If you want to do this yourself, here is an approach that works well:

  1. Ensure that each of your tables you wish to sync have numerical primary keys, as most SQL-based databases do (typically auto-incrementing).
  2. Then, considering that new primary keys will always be increasing in size, for identifying new rows you can just create SQL queries to search for records with larger primary key values than your last primary key.
  3. For updates, ensure that your master tables have an updated date field that is updated each time the record is updated. Then, you can use SQL to search for last updated dates newer than your most recent update. It is okay if you need to search for dates a little older than the present time because there generally is no harm in re-applying the same update to existing data.

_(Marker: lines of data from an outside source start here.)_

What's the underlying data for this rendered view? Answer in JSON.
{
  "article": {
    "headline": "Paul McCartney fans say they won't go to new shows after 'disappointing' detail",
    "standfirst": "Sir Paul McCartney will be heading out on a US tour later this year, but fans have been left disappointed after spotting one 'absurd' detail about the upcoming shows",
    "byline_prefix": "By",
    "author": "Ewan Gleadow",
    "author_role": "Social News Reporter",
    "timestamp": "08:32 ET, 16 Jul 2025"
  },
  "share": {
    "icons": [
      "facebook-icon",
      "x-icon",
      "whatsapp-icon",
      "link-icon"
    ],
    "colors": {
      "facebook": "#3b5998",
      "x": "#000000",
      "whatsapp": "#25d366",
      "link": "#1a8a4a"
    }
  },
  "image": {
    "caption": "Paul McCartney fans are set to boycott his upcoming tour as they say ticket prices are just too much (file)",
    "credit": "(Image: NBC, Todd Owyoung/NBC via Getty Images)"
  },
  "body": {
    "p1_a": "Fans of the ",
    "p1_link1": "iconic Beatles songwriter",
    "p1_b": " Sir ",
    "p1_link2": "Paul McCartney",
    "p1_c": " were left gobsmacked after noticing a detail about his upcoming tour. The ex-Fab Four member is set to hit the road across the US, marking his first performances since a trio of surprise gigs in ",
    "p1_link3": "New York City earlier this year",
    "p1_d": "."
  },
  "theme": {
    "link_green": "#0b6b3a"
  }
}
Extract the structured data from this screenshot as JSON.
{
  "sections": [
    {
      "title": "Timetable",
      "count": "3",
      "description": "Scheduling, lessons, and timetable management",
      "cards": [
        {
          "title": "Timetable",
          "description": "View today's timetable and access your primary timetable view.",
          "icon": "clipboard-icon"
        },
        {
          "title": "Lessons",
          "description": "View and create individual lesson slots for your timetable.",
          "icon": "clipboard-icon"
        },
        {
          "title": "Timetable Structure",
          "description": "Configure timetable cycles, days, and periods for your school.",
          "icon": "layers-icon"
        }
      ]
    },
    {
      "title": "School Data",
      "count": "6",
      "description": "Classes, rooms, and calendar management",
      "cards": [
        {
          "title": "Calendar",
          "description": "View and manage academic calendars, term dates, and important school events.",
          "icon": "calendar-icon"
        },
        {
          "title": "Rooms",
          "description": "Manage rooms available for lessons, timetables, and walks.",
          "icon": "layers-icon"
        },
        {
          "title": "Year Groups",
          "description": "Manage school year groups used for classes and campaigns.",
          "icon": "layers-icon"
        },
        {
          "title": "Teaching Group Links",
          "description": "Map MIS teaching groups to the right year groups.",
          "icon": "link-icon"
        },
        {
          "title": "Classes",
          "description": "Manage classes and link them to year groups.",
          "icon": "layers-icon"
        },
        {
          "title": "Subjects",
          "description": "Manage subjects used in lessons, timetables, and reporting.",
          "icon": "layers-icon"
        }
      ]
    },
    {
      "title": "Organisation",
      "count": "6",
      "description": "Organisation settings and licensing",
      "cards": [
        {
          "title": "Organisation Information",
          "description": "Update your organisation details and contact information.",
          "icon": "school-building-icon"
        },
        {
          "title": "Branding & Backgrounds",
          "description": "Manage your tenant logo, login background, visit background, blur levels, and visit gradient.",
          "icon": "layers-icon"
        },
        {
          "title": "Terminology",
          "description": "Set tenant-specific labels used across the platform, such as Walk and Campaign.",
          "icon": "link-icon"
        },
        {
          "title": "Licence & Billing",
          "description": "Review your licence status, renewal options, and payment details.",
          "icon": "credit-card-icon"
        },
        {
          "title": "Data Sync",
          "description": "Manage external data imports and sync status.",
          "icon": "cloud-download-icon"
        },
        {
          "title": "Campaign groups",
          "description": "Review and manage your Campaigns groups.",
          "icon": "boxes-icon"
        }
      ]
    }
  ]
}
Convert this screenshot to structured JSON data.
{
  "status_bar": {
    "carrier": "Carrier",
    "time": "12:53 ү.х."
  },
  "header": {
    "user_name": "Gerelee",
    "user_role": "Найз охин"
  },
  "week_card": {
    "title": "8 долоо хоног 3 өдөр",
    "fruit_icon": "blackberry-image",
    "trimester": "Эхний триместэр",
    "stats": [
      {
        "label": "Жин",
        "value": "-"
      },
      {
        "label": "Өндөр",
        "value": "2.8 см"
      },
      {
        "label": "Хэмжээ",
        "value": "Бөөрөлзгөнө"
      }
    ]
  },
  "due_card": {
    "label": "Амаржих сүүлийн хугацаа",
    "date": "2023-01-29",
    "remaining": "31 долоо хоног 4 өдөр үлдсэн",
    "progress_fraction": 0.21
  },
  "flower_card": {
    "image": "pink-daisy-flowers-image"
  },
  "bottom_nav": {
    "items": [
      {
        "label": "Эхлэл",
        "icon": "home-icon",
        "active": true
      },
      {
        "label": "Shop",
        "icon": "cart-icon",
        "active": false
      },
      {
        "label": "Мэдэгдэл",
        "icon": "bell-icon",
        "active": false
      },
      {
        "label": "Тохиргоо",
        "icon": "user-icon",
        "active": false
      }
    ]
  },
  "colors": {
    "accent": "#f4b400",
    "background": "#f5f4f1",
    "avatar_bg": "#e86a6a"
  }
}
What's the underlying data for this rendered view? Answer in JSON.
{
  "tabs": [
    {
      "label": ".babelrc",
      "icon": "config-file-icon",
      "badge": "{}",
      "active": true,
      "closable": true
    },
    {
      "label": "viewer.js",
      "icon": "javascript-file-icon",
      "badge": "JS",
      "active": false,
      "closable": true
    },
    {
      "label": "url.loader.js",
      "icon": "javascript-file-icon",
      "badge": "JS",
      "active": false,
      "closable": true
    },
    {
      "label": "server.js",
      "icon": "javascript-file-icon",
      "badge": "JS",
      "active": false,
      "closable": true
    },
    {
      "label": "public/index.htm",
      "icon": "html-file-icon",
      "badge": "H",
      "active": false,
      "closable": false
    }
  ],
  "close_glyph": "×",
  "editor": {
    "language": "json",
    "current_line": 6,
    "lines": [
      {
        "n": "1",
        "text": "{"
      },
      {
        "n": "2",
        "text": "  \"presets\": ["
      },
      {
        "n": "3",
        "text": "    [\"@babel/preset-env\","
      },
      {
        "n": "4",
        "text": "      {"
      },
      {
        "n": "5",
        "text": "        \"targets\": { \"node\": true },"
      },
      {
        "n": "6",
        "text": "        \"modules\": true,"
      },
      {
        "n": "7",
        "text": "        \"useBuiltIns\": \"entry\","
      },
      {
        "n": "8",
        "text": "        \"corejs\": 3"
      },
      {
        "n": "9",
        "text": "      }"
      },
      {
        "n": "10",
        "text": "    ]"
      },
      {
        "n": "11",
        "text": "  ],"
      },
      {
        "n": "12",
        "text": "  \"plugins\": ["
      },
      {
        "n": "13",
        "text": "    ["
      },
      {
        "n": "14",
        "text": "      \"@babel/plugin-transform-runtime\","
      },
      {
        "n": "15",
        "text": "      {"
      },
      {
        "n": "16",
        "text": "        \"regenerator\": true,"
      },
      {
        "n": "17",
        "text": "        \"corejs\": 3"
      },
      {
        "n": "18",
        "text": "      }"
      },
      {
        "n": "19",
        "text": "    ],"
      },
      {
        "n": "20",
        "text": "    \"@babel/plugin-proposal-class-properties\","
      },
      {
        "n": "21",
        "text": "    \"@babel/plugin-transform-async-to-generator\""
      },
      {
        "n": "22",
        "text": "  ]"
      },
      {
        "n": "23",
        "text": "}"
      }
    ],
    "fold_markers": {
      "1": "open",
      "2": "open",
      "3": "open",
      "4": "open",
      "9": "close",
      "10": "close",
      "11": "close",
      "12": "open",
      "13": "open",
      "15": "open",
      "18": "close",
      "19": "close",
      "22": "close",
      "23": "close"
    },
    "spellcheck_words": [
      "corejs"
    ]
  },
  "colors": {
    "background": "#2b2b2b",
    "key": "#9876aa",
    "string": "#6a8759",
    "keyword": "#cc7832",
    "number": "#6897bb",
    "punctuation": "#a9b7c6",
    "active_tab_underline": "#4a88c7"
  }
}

  4. If you want to write new data to your target database, you'll need a strategy to prevent conflicting primary keys. An approach we like is creating a new column called something like source_primary_key, generating CSVs (without headers) using the above two approaches (one CSV for new rows, one CSV for updates), and then piping this CSV into awk to remove the primary key column, and move its value to your source_primary_key column. For example, if your primary key column is your first column and your source_primary_key your fifth column: cat /path/to/csv.csv | gawk -vOFS=, -F "," "{print $2,$3,$4,$5,$1}" | [your SQL client]. We found this library necessary for handling data that contains quotation marks.
  5. For row deletions we generally recommend soft deleting records, which would be treated as an update, since setting the value of a disabled field to true would also update this row's last updated date.

Please let me know if you have any luck with either approach!